With the way things are developing, mainly that Texas seems to be looking to keep themselves pat over there, I don't see that there is much of an argument developing so far for expanding the SEC.
I see a discussion of Texas A&M here, and that makes little or no sense to me. You bring Texas A&M over here, and one thing you will have done is to bring the biggest set of inferiority complexes in the state of Texas over here. You thereby may get them somehow out of the University of Texas' hair. (I doubt that, even.) It would be like "moving" Auburn to Texas. Texas A&M without a University of Texas to complain about would be like Auburn without an Alabama to complain about. Aggies go to bed gnashing their teeth about UT, and spend their waking hours telling everybody they can about it.
I'm listening to Dennis Franchione right now talking on WWL about this expansion stuff. It appears that some Alabama fans may think that because Franchione "rejected" Alabama for A&M, there must be something special about A&M. Trust me, please. That is a mirage. Franchione left Alabama for A&M, I think, because his wife didn't like Alabama. She must not have liked A&M much either. Don Meredith explained what I'm trying to tell you when he told Bear Bryant years ago, "Coach, if you were anywhere in the worldexcept A&M, (I'd come play for you)." [
Bear, p. 124] Bear's comment about A&M fans [p.125] is one I can second the motion on:
"And those doggone Aggies are unbelievable.
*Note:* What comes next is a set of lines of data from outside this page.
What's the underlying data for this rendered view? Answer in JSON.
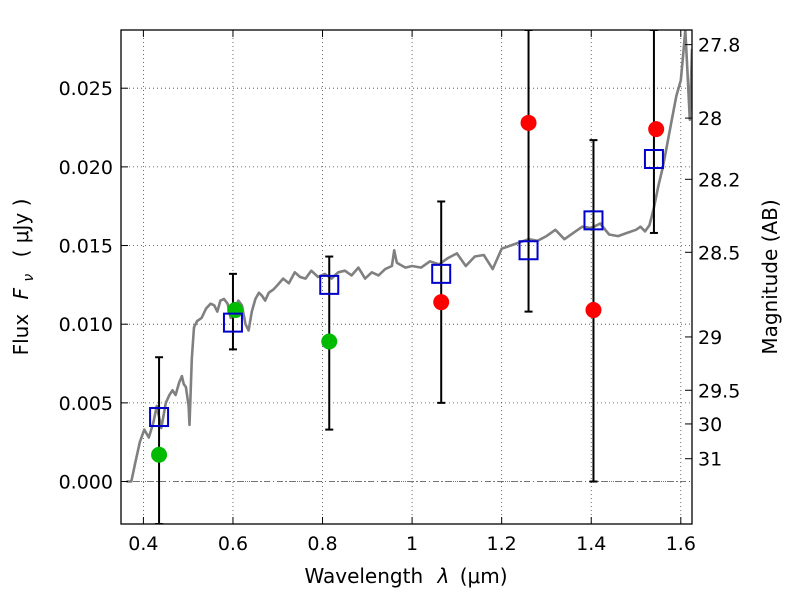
{
  "chart_data": {
    "type": "scatter",
    "xlabel_text": "Wavelength",
    "xlabel_symbol": "λ",
    "xlabel_unit": "(μm)",
    "ylabel_text": "Flux",
    "ylabel_symbol": "F",
    "ylabel_subscript": "ν",
    "ylabel_unit": "( μJy )",
    "y2label": "Magnitude (AB)",
    "xlim": [
      0.35,
      1.625
    ],
    "ylim": [
      -0.0027,
      0.0287
    ],
    "grid": true,
    "x_ticks": [
      0.4,
      0.6,
      0.8,
      1.0,
      1.2,
      1.4,
      1.6
    ],
    "x_tick_labels": [
      "0.4",
      "0.6",
      "0.8",
      "1",
      "1.2",
      "1.4",
      "1.6"
    ],
    "y_ticks": [
      0.0,
      0.005,
      0.01,
      0.015,
      0.02,
      0.025
    ],
    "y_tick_labels": [
      "0.000",
      "0.005",
      "0.010",
      "0.015",
      "0.020",
      "0.025"
    ],
    "magnitude_ticks": [
      {
        "label": "27.8",
        "flux": 0.02777
      },
      {
        "label": "28",
        "flux": 0.0231
      },
      {
        "label": "28.2",
        "flux": 0.01921
      },
      {
        "label": "28.5",
        "flux": 0.01457
      },
      {
        "label": "29",
        "flux": 0.00919
      },
      {
        "label": "29.5",
        "flux": 0.0058
      },
      {
        "label": "30",
        "flux": 0.00366
      },
      {
        "label": "31",
        "flux": 0.00145
      }
    ],
    "series": [
      {
        "kind": "spectrum",
        "color": "#808080",
        "x": [
          0.362,
          0.373,
          0.382,
          0.392,
          0.402,
          0.412,
          0.422,
          0.43,
          0.44,
          0.45,
          0.458,
          0.465,
          0.472,
          0.48,
          0.486,
          0.49,
          0.495,
          0.501,
          0.503,
          0.508,
          0.513,
          0.52,
          0.53,
          0.54,
          0.55,
          0.558,
          0.565,
          0.572,
          0.58,
          0.588,
          0.595,
          0.6,
          0.605,
          0.612,
          0.62,
          0.628,
          0.635,
          0.642,
          0.65,
          0.658,
          0.665,
          0.672,
          0.68,
          0.69,
          0.7,
          0.712,
          0.725,
          0.738,
          0.75,
          0.762,
          0.775,
          0.79,
          0.805,
          0.82,
          0.835,
          0.85,
          0.865,
          0.88,
          0.895,
          0.91,
          0.925,
          0.94,
          0.955,
          0.96,
          0.963,
          0.966,
          0.972,
          0.985,
          1.0,
          1.02,
          1.04,
          1.06,
          1.08,
          1.1,
          1.12,
          1.14,
          1.16,
          1.18,
          1.2,
          1.22,
          1.24,
          1.26,
          1.28,
          1.3,
          1.32,
          1.34,
          1.36,
          1.38,
          1.4,
          1.42,
          1.44,
          1.46,
          1.48,
          1.5,
          1.51,
          1.52,
          1.53,
          1.54,
          1.55,
          1.56,
          1.57,
          1.58,
          1.59,
          1.6,
          1.605,
          1.61,
          1.615,
          1.62,
          1.625
        ],
        "values": [
          0.0,
          0.0,
          0.0012,
          0.0025,
          0.0033,
          0.0028,
          0.0037,
          0.0048,
          0.0034,
          0.005,
          0.0055,
          0.0058,
          0.0055,
          0.0063,
          0.0067,
          0.0062,
          0.006,
          0.0048,
          0.0036,
          0.0078,
          0.0098,
          0.0102,
          0.0104,
          0.011,
          0.0113,
          0.0112,
          0.0108,
          0.0115,
          0.0116,
          0.0113,
          0.0104,
          0.0108,
          0.011,
          0.0115,
          0.0112,
          0.01,
          0.0096,
          0.0108,
          0.0116,
          0.012,
          0.0118,
          0.0115,
          0.012,
          0.0122,
          0.0125,
          0.0129,
          0.0126,
          0.0133,
          0.013,
          0.0129,
          0.0134,
          0.013,
          0.0132,
          0.0129,
          0.0133,
          0.0134,
          0.0131,
          0.0136,
          0.0129,
          0.0133,
          0.0131,
          0.0135,
          0.0137,
          0.0147,
          0.0143,
          0.0139,
          0.0138,
          0.0136,
          0.0137,
          0.0136,
          0.014,
          0.0138,
          0.0142,
          0.0145,
          0.0137,
          0.0143,
          0.0144,
          0.0135,
          0.0148,
          0.015,
          0.0152,
          0.0154,
          0.0153,
          0.0156,
          0.016,
          0.0154,
          0.0158,
          0.0162,
          0.0161,
          0.0164,
          0.0157,
          0.0156,
          0.0158,
          0.016,
          0.0162,
          0.0159,
          0.0163,
          0.0174,
          0.0188,
          0.02,
          0.0215,
          0.023,
          0.0245,
          0.0255,
          0.027,
          0.0287,
          0.026,
          0.023,
          0.0275
        ]
      },
      {
        "kind": "measurements",
        "marker": "circle",
        "color": "#ff0000",
        "x": [
          1.065,
          1.26,
          1.405,
          1.545
        ],
        "values": [
          0.0114,
          0.0228,
          0.0109,
          0.0224
        ]
      },
      {
        "kind": "measurements",
        "marker": "circle",
        "color": "#00bb00",
        "x": [
          0.435,
          0.605,
          0.815
        ],
        "values": [
          0.0017,
          0.0109,
          0.0089
        ]
      },
      {
        "kind": "model",
        "marker": "open-square",
        "color": "#0000cc",
        "x": [
          0.435,
          0.6,
          0.815,
          1.065,
          1.26,
          1.405,
          1.54
        ],
        "values": [
          0.0041,
          0.0101,
          0.0125,
          0.0132,
          0.0147,
          0.0166,
          0.0205
        ],
        "err_low": [
          -0.0027,
          0.0084,
          0.0033,
          0.005,
          0.0108,
          0.0,
          0.0158
        ],
        "err_high": [
          0.0079,
          0.0132,
          0.0143,
          0.0178,
          0.0287,
          0.0217,
          0.0287
        ],
        "err_color": "#000000"
      }
    ]
  }
}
Aggie Exes, they call them. They make the worst enemies there are. You get two of them together and you get big talking. Just the sweetest, most obnoxious guys."
Folks, why do you think Bear Bryant left Texas A&M in 1958 to come to Alabama? He came back home, and left that over there. I say, leave it to them over there. Let Texas and A&M have at it. It's a rivalry, just like Alabama-Auburn is a rivalry. No, A&M is perhaps no longer the "penitentiary" Bryant said it looked like [p. 124], because they are now co-educational. Evidently, the military thing has been toned down, I don't know. But it is still Texas A&M. (If you want to email me for my source of information, you are welcome.)
Bear Bryant went to Texas A&M in the first place because he had come to the conclusion that Kentucky was too small for him and Adolph Rupp, and the only job offer he could find on his desk was from A&M. Bear wrote [p. 123]:
Leaving Kentucky broke Mary Harmon's heart. Worse than that, when she got off the plane at College Station, Texas, she turned white.
It is the
people who make something successful, from the inside out, not the other way around. Col. Sanders made his company successful because he fried chicken the best. The SEC is the best, qualitatively. Now, if an argument can be made for three, four, or five "Superconferences" forming a "new NCAA," I might well like that idea. I could see something happening on that basis. But all this stuff about why we need to do this and that just doesn't pass muster, as far as I am concerned.
I even heard Bobby Hebert today suggest Miami and Georgia Tech as new SEC members. Miami? Puh-lease!